I believe this paper studies an important problem and to the best of my knowledge, the approach is original in robust DP framework. Yet, there is little theoretical contribution and I find the numerical results to be of limited use demonstrating the superiority of the approach in the robust DP setup.

This paper introduces a robustness measure into data-driven dynamic programming
account for the inherent variance in the value function estimator. Roughly
speaking, they enforce a minimax guarantee on the performance of their learned
policy with respect to a set of value functions close to their estimate. Under
additional convexity assumptions, they derive a cone program that is used
iteratively to estimate the cost-to-go function.

I recommend that this paper be accepted. The paper is well written and
organized, the exposition relatively easily to follow, and the issues with
existing techniques do not appear to be artificial. Their proposed solution,
though not insightful on its own, develops into a non-trivial algorithm that
appears reasonably practical, and is demonstrated on two real world domains.

I would like to see more discussion regarding the decisions and assumptions
made while deriving RDDP. Though they appear reasonable, it is not immediate
why the alternatives were not considered or how restrictive they are,
respectively. For example:

Presumably alternatives to the Chi-squared distance also lead to equally easy
(convex) optimization problems with a small number of tuning parameters.

How sensitive is the approach to the choice of gamma? or to the
kernel bandwidth parameter?

By allowing the adversary a different choice of p in every subproblem, is the
approach not overly pessimistic?

I would disagree that the convexity assumptions are mild.

The function classes used to approximate the cost-to-go function (piecewise
linear/convex quadratic) seem arbitrary.

The optimization problems scale linearly in the number of sample trajectories.
This seems rather prohibitive. Perhaps integrating an iterative data
collection procedure, like DAgger, could be useful (and by itself may even
alleviate the variance problem).

Comparison against system identification approaches, like PSRs, would be
beneficial.

Minor comments:
- The notation is hard to follow, e.g., V^d_t, I assume the d is for DDP,
but this is never stated.
- Please make the text on the figures larger

I recommend this paper be accepted. It is clearly written and solves a problem with existing techniques.

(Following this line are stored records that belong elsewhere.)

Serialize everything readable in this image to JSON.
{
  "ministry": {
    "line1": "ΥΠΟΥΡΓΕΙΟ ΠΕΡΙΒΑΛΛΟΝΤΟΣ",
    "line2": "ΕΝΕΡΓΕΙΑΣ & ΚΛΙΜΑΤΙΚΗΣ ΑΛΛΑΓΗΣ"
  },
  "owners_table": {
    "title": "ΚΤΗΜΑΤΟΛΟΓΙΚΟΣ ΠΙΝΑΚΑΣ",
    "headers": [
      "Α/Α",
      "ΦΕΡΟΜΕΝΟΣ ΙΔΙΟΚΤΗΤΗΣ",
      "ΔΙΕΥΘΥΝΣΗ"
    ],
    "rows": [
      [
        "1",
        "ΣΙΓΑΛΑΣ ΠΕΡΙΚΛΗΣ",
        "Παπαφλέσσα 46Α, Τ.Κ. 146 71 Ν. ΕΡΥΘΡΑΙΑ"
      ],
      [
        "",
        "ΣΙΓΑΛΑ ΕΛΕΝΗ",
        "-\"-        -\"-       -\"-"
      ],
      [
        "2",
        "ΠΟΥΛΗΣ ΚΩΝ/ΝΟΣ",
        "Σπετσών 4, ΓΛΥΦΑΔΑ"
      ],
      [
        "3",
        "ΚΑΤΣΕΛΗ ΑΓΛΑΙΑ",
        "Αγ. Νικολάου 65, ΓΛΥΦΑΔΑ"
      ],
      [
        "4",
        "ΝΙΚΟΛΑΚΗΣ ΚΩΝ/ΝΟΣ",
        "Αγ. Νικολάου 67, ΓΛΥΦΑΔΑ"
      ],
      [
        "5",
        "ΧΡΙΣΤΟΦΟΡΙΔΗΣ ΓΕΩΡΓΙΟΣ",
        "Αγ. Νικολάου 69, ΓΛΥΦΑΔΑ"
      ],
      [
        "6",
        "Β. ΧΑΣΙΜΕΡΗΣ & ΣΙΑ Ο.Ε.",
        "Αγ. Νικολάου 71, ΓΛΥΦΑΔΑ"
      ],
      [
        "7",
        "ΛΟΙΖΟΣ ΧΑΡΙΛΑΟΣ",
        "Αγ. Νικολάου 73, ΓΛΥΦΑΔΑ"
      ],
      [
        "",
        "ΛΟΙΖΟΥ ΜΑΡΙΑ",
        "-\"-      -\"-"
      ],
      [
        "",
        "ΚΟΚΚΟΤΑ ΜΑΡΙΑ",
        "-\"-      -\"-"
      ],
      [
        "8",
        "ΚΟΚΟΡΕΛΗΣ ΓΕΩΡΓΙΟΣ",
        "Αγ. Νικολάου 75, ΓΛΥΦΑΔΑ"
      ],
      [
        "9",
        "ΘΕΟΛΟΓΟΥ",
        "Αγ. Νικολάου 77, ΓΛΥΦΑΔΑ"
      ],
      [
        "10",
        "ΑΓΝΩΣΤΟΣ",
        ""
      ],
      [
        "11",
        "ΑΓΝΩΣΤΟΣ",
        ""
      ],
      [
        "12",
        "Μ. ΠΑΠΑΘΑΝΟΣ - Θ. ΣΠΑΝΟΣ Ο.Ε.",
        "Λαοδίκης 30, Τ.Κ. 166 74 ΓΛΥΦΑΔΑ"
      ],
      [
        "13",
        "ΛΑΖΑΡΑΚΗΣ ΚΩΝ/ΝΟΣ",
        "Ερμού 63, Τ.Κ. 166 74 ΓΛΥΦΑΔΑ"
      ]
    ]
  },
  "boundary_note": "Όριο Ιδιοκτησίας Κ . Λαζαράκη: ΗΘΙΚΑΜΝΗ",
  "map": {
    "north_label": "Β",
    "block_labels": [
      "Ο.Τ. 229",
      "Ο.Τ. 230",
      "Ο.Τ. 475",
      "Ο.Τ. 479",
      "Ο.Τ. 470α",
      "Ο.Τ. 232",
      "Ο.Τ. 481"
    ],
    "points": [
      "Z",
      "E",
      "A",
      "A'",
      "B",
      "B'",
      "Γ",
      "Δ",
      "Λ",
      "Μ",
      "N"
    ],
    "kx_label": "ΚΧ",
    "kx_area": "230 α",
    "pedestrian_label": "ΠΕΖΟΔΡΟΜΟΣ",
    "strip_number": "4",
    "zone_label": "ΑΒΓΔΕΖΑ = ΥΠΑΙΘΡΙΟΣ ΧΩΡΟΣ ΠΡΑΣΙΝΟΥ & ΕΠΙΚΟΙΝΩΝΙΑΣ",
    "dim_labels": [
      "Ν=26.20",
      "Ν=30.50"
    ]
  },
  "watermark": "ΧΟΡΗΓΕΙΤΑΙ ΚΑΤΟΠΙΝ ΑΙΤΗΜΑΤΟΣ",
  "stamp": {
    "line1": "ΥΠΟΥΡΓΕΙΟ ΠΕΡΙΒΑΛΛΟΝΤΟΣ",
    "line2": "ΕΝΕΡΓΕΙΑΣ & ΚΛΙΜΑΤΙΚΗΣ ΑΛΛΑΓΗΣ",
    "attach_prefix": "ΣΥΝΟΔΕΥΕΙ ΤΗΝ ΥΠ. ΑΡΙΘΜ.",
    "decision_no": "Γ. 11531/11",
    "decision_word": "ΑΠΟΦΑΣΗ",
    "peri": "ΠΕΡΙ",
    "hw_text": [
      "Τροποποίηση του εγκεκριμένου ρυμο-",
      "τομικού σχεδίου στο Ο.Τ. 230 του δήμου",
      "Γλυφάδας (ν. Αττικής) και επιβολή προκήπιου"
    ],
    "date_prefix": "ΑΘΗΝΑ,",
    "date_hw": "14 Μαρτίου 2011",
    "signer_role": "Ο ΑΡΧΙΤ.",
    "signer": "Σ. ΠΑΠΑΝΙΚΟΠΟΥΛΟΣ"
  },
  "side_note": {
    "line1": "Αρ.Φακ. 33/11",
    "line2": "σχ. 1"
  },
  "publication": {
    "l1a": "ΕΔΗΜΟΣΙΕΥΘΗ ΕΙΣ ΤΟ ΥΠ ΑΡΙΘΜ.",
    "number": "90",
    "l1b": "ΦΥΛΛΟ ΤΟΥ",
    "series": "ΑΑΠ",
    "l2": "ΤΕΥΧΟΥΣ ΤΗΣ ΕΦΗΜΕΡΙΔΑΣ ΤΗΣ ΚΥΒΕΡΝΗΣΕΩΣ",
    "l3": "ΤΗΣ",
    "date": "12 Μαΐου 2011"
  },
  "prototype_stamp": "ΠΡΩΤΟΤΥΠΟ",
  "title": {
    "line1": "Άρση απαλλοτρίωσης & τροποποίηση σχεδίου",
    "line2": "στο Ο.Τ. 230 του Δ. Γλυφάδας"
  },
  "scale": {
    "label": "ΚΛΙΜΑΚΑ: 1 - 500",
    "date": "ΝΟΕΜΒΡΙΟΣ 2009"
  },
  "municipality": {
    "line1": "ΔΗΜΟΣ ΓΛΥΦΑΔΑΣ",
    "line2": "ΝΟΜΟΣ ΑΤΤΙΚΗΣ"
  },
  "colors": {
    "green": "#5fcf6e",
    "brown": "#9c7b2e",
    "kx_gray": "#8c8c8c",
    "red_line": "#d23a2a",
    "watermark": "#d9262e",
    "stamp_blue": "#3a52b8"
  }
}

We sincerely thank the reviewers for their appreciation of our results and their thoughtful comments. We would like to offer the following clarifications on the questions raised in the reports.

Referee 4 remarks that RDDP can be viewed as a special form of robust DP due to Iyengar [7]. We agree with this observation but would also like to highlight the following statement from Iyengar’s paper: “We restricted our attention to problems where the non robust DP is tractable. In most of the interesting applications of DP, this is not the case and one has to resort to approximate DP.” Our paper tries to address this point. We propose a systematic way to formulate and solve intractable robust DP problems with continuous state and action spaces, and we showcase the benefits of a robust approach in different real-life applications based on (sparse) real data. For these problems, to the best of our knowledge, robust value iteration would require a discretization of the state and action spaces and would therefore scale exponentially in the problem dimensions (our wind energy commitment problem involves state and action spaces with 51 and 168 dimensions per time period, respectively).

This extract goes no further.